Two years later, only one student out of the original Kramer class remains in the regular program at Longfellow. Another child attends Longfellow in the TAG program. Three children are at Polk. Two attend Preston Hollow (their families moved into that attendance district). The rest are in private schools. Seven out of 20 stayed with the DISD.

Meanwhile, the parents of the children who attend TAG programs grumble about the inconvenience of busing, but have few complaints in the way of education. The TAG program, most agree, is a good one. It is creative, demanding and interesting to its students.

For the first year at Longfellow, my child was in the regular program. It was not a good year.
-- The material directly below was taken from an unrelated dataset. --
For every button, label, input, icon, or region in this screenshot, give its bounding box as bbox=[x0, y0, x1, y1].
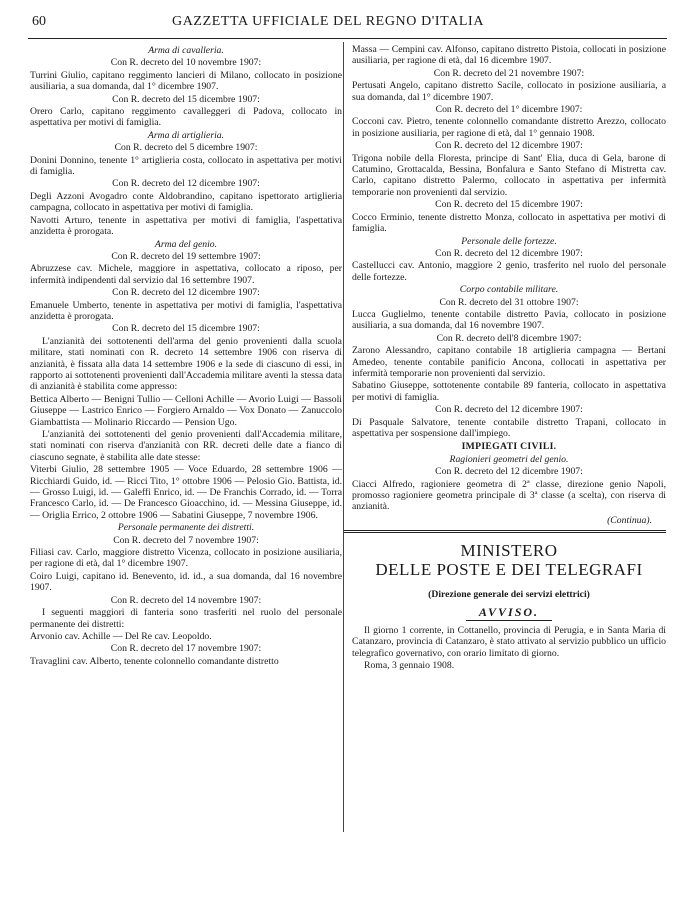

Only threats of immediate danger could pry her out of bed in time for the bus. Homework was either not done or lied about, and her grades were poor.

This year she was “promoted” to TAG. When the notice arrived, I felt almost as giddy as if I had received a bid to a good sorority. The grumbles about the “TAG fags” quickly ceased. And with increased expectations, my child’s work began to improve. Book reports were completed on time; spelling tests were studied for -a certain pride even began to creep into the recounting of the day’s activities. And today my daughter gets up by herself, packs her own lunch and reminds her mother not to oversleep.

As a parent I am delighted with the changes. But common sense tells me this is not the sudden flowering of a heretofore hidden genius. Rather, I think her success has been due to the applications of some basic principles that teachers have told us for years are the foundations of education: smaller classes, individual attention and positive expectations from teachers who still enjoy their jobs.

So let’s continue enrichment programs, but let’s call them “enrichment,” not talented and gifted; that description is not apt, and the district should not be in the business of feeding parental ego. Most of all, we need to learn from TAG and put those lessons into practice in the regular classrooms. It’s simple enough: smaller classes, individual attention and positive expectations from teachers who still enjoy their jobs.